Pronunciation: zoo-OH-long
Meaning: Zuo dragon
Author/s: Choiniere et al . (2010)
Synonyms: None known
First Discovery: Xinjiang, China
Discovery Chart Position: #740
Zuolong salleei
(Sallee's Zuo dragon)Etymology
Zuolong is derived from "Zuo" (in honor of General Zuo Zongtang [previously romanized as Tso Tsung-tang] who smashed several uprisings and recaptured Xinjiang from rebels during the Qing dynasty) and the Chinese "long" (dragon). Military heroics aside, "General Tso" is most famous for the "Chinese" chicken dish named after him, which is about as Chinese as pizza or apple pie. Apparently, the original and much different dish was created by Peng Chang-kuei (aka Peng Jia) who fled to New York in 1973 via Taiwan to avoid the Chinese civil war, but super-sugared the sauce to appeal to the American palate. When he returned to Hunan with this and other Americanized dishes in the 1990s his new restaurant failed miserably because they were far too sweet for the locals. Perhaps unsurprisingly, the dish is a complete mystery to anyone from Zuo's home province of Henan and doesn't get so much as a passing mention in cookery books from the area. Imigrant chef T.T. Wang also claims to have created the dish in 1972, though he seduced New Yorkers further by deep frying the chicken. We have it on good authority that Wang's dish was originally called "General Ching's chicken", but somewhere down the line both versions seem to have merged, resulting in the calorie-packed sticky-sweet concoction that we know as "General Tso's chicken" today.

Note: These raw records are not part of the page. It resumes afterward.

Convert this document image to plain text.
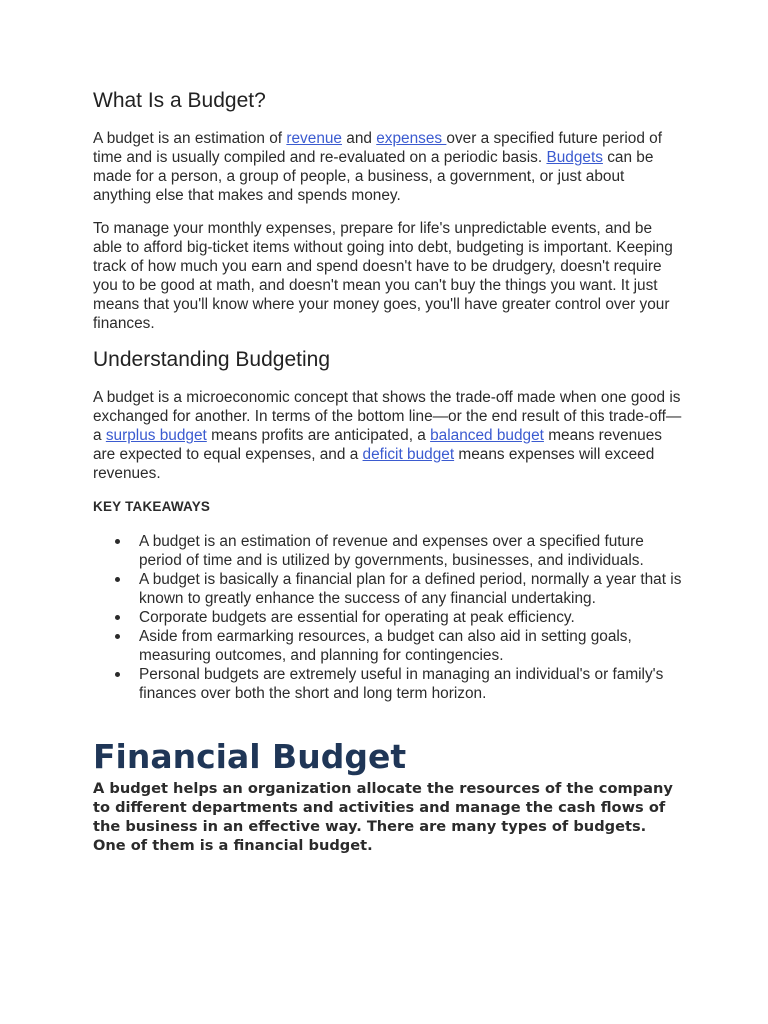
What Is a Budget?

A budget is an estimation of revenue and expenses over a specified future period of time and is usually compiled and re-evaluated on a periodic basis. Budgets can be made for a person, a group of people, a business, a government, or just about anything else that makes and spends money.

To manage your monthly expenses, prepare for life's unpredictable events, and be able to afford big-ticket items without going into debt, budgeting is important. Keeping track of how much you earn and spend doesn't have to be drudgery, doesn't require you to be good at math, and doesn't mean you can't buy the things you want. It just means that you'll know where your money goes, you'll have greater control over your finances.

Understanding Budgeting

A budget is a microeconomic concept that shows the trade-off made when one good is exchanged for another. In terms of the bottom line—or the end result of this trade-off—a surplus budget means profits are anticipated, a balanced budget means revenues are expected to equal expenses, and a deficit budget means expenses will exceed revenues.

KEY TAKEAWAYS
A budget is an estimation of revenue and expenses over a specified future period of time and is utilized by governments, businesses, and individuals.
A budget is basically a financial plan for a defined period, normally a year that is known to greatly enhance the success of any financial undertaking.
Corporate budgets are essential for operating at peak efficiency.
Aside from earmarking resources, a budget can also aid in setting goals, measuring outcomes, and planning for contingencies.
Personal budgets are extremely useful in managing an individual's or family's finances over both the short and long term horizon.
Financial Budget

A budget helps an organization allocate the resources of the company to different departments and activities and manage the cash flows of the business in an effective way. There are many types of budgets. One of them is a financial budget.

The species epithet, sallei, honors Hilmar Sallee, who left research funding in his will.
Discovery
The remains of Zuolong were discovered at Wucaiwan in the upper part of the Shishugou Formation, Junggar Basin, Xinjiang, China, by the Sino-American field expedition of 2001.
The holotype (IVPP V15912) is a partial skull and skeleton including three teeth, five neck, four back, five sacral, and eight tail vertebrae, some arm bones, a partial hip, both thighs, the right shin, a partial left shank, and some foot bones.